U.S. Immigration and Customs Enforcement (ICE) was warned as early as May 2018  that it was placing detainees with serious mental health difficulties in solitary confinement for “shockingly” long periods and in “alarming” numbers at Adelanto Detention Center, Southern California, internal government documents reveal.

The memo drafted by Department of Homeland Security officials condemns as “inhumane” ICE’s heavy use of solitary confinement on people experiencing severe mental health disorders. It also asserts that the practices violated the agency’s detention directives.

The Project on Government Oversight (POGO) obtained the document through a Freedom of Information Act lawsuit.

“This review shows that ICE has known for years about Adelanto’s large-scale warehousing of detainees with mental illness in solitary confinement,” Nick Schwellenbach, director of investigations at POGO, told ICIJ.

In May, 2019, the International Consortium of Investigative Journalists and six international media partners published Solitary Voices, a major investigation into ICE’s misuse and overuse of solitary confinement, which is known to cause or deepen mental illness, including driving some people to suicide.

ICIJ and its partners reviewed 8,488 solitary confinement incident reports. In nearly a third of cases, detainees were described as having a mental illness, making them especially vulnerable to the worst effects of isolation. The records describe instances of detainees in isolation mutilating their genitals, gouging their eyes, cutting their wrists and smearing their cells with feces.

In an examination of individual ICE detention centers, ICIJ and its partners found that the privately owned and operated Adelanto Detention Center reported greater use of solitary confinement than any other across the country between 2013 and early 2017.

The POGO memo will likely ratchet up concerns about the conditions at the center.

It shows that officials in the Office of Civil Rights and Civil Liberties, the Department of Homeland Security watchdog, expressed deep misgivings about Adelanto’s apparent heavy use of solitary confinement following a 2017 examination by three independent experts contracted by the department.

According to POGO, the examination followed three detainee deaths at the facility, including one suicide.

The memo brands the facility’s medical leadership “incompetent,” saying that such conditions “contributed to the inadequate detainee medical care that resulted in medical injuries, including bone deformities and detainee deaths.”

The memo emphasized that the situation had not improved since.

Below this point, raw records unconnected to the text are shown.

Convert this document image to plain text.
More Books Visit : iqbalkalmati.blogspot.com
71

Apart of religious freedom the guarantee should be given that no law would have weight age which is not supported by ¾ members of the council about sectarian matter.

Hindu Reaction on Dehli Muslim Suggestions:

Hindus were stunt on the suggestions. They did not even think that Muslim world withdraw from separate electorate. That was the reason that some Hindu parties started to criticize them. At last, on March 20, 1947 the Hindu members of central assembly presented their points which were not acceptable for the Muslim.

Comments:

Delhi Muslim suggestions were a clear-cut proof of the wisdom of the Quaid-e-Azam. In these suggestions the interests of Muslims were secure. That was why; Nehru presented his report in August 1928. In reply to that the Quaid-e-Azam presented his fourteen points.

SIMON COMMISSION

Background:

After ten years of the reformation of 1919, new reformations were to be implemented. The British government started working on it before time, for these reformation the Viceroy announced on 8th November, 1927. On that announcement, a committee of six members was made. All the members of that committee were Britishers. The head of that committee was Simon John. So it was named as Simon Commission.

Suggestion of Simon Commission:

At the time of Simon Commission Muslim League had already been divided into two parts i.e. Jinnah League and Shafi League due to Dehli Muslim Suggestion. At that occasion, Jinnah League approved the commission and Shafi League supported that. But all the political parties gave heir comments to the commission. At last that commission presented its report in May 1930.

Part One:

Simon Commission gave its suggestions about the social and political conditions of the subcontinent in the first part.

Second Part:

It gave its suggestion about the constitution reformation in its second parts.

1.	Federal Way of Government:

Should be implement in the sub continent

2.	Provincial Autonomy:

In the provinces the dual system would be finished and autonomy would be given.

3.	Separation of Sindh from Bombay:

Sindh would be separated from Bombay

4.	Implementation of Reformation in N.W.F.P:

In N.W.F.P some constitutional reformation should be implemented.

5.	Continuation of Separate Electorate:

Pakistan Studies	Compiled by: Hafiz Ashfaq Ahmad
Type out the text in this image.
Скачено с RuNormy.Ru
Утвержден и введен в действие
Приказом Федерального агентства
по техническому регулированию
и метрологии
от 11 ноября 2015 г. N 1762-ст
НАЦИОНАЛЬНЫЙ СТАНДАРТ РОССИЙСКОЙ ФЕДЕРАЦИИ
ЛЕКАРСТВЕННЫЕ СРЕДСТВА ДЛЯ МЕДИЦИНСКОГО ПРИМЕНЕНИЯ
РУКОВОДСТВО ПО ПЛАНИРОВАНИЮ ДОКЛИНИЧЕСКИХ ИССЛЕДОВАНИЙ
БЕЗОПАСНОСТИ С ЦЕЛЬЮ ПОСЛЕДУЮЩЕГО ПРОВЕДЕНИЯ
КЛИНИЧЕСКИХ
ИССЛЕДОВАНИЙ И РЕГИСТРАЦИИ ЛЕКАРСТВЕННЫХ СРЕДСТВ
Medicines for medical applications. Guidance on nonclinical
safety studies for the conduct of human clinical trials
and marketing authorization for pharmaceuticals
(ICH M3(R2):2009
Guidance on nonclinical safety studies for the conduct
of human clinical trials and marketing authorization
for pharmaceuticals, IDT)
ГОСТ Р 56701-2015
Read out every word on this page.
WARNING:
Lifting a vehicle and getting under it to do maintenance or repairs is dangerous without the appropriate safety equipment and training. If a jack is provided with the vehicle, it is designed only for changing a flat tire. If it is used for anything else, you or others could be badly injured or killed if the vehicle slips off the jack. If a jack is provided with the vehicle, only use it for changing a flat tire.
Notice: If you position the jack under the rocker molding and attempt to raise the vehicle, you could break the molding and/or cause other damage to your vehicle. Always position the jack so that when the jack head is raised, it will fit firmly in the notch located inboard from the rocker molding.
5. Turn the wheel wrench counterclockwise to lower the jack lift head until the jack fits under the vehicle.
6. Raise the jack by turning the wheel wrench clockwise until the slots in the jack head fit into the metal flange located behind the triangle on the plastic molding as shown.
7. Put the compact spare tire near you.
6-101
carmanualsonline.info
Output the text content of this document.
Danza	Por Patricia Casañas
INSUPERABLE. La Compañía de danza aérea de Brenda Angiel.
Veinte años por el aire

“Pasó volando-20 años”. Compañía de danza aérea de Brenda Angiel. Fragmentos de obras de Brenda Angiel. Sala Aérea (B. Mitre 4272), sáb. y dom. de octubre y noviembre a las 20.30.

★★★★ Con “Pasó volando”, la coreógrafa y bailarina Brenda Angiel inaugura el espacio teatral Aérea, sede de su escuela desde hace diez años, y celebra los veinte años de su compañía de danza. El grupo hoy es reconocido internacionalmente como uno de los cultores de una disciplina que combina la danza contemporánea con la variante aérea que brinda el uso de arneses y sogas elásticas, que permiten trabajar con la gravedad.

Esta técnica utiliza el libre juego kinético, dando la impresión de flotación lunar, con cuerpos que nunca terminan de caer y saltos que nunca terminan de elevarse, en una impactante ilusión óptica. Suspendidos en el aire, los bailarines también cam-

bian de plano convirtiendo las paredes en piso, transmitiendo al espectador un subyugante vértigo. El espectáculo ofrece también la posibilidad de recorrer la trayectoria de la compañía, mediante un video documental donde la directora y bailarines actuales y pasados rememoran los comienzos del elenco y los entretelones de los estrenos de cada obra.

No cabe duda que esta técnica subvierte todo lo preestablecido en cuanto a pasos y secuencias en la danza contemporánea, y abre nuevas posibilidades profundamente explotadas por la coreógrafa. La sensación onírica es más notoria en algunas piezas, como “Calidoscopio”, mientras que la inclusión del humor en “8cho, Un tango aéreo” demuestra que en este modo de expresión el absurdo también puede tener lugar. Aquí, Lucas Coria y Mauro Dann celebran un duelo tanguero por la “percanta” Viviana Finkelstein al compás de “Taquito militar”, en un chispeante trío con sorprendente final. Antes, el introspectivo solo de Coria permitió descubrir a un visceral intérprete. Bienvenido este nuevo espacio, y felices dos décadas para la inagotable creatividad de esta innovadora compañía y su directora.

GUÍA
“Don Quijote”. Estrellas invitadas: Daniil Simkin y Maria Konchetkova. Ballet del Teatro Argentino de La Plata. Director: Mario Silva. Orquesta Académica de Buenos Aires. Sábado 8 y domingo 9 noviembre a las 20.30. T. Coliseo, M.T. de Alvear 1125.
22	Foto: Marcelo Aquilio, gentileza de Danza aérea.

Adelanto, which is run by the GEO Group, a major private prison company, is one of ICE’s largest centers, holding up to 1,940 immigrant detainees.

ICE denies the overuse of solitary confinement at any of its centers, saying it is fully compliant with the 2013 agency directive governing the use of segregation.

“Any suggestion that the use of segregation in ICE custody is above the norm for detained populations would be a false claim,” an ICE spokesman, Bryan Cox, told The Atlantic in answer to questions regarding the memo obtained by POGO.

After ICIJ published Solitary Voices, a bipartisan group of lawmakers called on ICE to answer questions about its solitary confinement practices.

In June, U.S. Senator Cory Booker (D-NJ) cited ICIJ’s findings in calling ICE’s use of solitary confinement “egregious and appalling abuses.” Senator Elizabeth Warren (D-MA) called the agency’s isolation practices “cruel and unnecessary.”

In July, senators Chuck Grassley (R-IA) and Richard Blumenthal (D-CT) sent a letter to ICE citing ICIJ’s work and demanding answers on “recent allegations of the misuse of solitary confinement.”